The atomic bomb introduced Americans to the nuclear age. The result is that many Americans still fear anything with the word “nuclear” in it. In a similar way, the general American population was first exposed to the concept of jury nullification in the closing days of the O. J. Simpson trial. Most people have a negative view of jury nullification because of Johnnie Cochran’s closing arguments. Cochran’s argument also brought publicity to George Washington University law professor Paul Butler. Butler advocates race-based jury nullification (e.g., black juries should acquit black defendants for nonviolent offenses even when the evidence of guilt is clear).

A new book from the Cato Institute by Clay Conrad attempts to reintroduce the concept of jury nullification to a general audience. In Jury Nullification: The Evolution of a Doctrine, published by the Cato Institute and Carolina Academic Press, Conrad concludes that there is nothing “wrong” with jury nullification; nullification is part and parcel of what a jury is all about. Conrad argues that the nullification power has sometimes been abused, as has all power. The abuses have been exaggerated to discredit the nullification idea itself.

Central to the history of trial by jury is the right of jurors to vote “not guilty” if the law is unjust or unjustly applied. When jurors acquit a factually guilty defendant, we say that the jury “nullified” the law. The Founding Fathers believed that juries in criminal trials had a role to play as the “conscience of the community” and relied on juries’ “nullifying” to hold the government to the principles of the Constitution. John Adams wrote, “It is not only the juror’s right, but his duty to find the verdict according to his own best understanding, judgment and conscience, though in direct opposition to the instruction of the court.” Thomas Jefferson wrote, “I consider trial by jury as the only anchor yet imagined by man by which a government can be held to the principles of its constitution.”
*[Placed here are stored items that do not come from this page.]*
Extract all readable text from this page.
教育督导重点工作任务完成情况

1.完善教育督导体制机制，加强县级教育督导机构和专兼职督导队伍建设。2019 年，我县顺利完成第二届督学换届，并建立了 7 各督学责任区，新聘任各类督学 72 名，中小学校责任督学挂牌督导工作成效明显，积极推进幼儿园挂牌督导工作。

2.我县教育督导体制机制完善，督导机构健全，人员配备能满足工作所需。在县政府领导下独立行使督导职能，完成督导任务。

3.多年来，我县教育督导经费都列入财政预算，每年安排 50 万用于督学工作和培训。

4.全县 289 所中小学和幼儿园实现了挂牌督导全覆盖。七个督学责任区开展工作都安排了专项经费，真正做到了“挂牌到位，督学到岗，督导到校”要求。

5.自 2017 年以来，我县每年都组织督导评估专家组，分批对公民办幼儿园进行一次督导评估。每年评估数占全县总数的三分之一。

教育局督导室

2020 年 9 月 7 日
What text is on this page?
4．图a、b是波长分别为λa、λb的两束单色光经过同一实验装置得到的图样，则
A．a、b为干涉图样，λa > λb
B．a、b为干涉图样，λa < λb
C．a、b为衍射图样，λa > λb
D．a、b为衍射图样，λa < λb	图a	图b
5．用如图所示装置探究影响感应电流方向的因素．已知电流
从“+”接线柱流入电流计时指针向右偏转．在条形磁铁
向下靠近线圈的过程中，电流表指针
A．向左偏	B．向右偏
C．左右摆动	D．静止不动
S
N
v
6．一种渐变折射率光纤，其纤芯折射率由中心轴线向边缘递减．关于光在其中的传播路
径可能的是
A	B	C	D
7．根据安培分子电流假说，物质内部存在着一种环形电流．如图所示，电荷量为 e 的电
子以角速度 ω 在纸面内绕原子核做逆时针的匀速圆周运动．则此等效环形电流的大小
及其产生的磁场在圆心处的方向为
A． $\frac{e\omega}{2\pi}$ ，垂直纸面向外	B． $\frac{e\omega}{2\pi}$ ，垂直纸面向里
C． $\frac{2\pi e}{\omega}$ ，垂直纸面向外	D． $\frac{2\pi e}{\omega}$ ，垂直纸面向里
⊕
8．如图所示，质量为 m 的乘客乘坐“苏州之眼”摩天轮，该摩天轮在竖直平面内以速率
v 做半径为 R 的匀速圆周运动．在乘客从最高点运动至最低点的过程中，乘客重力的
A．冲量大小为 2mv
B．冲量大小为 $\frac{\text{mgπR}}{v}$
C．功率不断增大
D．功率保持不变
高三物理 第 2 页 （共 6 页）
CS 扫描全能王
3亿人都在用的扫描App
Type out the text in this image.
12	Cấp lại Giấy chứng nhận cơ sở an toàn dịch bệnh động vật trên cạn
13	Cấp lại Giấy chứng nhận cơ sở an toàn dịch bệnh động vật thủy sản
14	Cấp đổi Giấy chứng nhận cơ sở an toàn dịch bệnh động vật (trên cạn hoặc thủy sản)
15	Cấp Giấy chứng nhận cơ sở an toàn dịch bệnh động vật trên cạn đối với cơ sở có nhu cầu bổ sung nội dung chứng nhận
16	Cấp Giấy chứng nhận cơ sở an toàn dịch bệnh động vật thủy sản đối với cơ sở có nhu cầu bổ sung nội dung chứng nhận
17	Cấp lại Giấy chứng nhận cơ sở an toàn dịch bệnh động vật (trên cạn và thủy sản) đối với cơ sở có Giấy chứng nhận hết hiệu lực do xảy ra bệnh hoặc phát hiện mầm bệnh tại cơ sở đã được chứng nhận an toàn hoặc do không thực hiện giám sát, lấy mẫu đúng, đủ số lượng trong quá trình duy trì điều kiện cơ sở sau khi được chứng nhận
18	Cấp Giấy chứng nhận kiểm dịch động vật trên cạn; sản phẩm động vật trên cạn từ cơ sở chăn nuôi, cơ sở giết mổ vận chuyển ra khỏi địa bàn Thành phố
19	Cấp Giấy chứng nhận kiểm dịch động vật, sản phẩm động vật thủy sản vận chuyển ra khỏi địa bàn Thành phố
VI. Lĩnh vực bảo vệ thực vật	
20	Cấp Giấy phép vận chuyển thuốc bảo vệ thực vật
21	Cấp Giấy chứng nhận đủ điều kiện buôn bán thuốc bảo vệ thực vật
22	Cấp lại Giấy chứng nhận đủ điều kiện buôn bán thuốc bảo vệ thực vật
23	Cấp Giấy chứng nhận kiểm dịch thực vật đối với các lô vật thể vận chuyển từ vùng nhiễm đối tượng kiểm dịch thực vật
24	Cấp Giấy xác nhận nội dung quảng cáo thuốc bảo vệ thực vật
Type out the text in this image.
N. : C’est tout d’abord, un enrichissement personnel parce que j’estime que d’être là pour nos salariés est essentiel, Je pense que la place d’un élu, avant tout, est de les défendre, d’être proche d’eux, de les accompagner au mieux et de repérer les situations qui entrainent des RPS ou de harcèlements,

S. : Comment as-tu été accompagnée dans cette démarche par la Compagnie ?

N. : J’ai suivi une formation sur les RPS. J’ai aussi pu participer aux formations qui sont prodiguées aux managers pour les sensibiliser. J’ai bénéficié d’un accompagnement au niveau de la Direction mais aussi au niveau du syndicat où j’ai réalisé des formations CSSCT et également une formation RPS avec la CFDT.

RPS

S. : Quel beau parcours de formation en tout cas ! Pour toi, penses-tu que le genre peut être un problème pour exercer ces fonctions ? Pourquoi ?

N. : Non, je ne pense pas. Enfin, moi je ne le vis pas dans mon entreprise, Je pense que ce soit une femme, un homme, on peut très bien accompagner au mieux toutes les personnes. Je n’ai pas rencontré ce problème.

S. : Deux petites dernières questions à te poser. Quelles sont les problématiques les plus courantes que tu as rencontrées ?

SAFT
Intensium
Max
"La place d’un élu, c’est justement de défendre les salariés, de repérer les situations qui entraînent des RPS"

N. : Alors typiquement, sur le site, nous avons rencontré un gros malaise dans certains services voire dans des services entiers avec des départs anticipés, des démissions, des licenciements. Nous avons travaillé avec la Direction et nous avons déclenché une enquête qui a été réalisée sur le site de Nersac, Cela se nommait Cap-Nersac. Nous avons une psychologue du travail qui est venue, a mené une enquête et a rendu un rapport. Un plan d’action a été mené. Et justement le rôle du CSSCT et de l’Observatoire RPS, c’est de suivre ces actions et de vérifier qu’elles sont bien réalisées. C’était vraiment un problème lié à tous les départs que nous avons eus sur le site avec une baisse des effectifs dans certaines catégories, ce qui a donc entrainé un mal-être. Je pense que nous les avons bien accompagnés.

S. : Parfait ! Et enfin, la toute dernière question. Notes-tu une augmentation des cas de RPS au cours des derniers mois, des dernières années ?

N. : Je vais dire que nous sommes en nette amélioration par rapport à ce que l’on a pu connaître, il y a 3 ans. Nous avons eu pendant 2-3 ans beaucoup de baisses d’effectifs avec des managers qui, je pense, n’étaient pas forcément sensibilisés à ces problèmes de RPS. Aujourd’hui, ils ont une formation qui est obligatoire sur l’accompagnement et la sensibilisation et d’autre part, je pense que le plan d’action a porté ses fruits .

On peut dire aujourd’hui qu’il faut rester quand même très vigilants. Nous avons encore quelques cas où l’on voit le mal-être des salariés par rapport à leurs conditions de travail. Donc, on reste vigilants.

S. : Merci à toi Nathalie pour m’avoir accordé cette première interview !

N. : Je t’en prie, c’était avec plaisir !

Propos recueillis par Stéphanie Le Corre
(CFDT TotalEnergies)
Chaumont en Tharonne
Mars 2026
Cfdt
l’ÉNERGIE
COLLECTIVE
Conrad traces the doctrine of jury nullification from it roots in England up to the present. Although opponents of jury nullification often point to the civil rights era when some all-white juries refused to convict whites accused of brutalizing and killing blacks, Conrad notes that jury nullification was also used to protect people who were prosecuted under the Fugitive Slave Act in the years before the Civil War. Jurors routinely refused to convict people who were helping slaves attain their freedom.

Yet over the last century and a half, the power of jurors has been derided and ignored by American courts, to the point that today few jurors are aware that an important part of their role is, in the words of the Supreme Court, to “prevent oppression by the government.” Several state constitutions explicitly say that juries shall have the power to judge the law as well as the facts in criminal cases, but those provisions have been watered down by judicial rulings.

Jury Nullification has drawn much praise. Randy Barnett of the Boston University School of Law says, “This is the most important book on the independence of juries since Lysander Spooner’s Trial by Jury in 1852. It is meticulously researched and balanced. The enjoyment of reading it stems as much from the beauty of Clay Conrad’s writing as from the comprehensiveness of his analysis and the fascinating and important nature of his subject.” Stephen B. Presser of the Northwestern University School of Law says, “Mr. Conrad’s book is sure to become the standard work on jury nullification. It is the best and most informed defense of the notion that jurors have the right as well as the power to depart from the instructions of the judge that I have encountered.”

Conrad is currently an attorney in private practice in Houston, Texas. He previously served as a staff attorney for the Texas Criminal Defense Lawyers Association.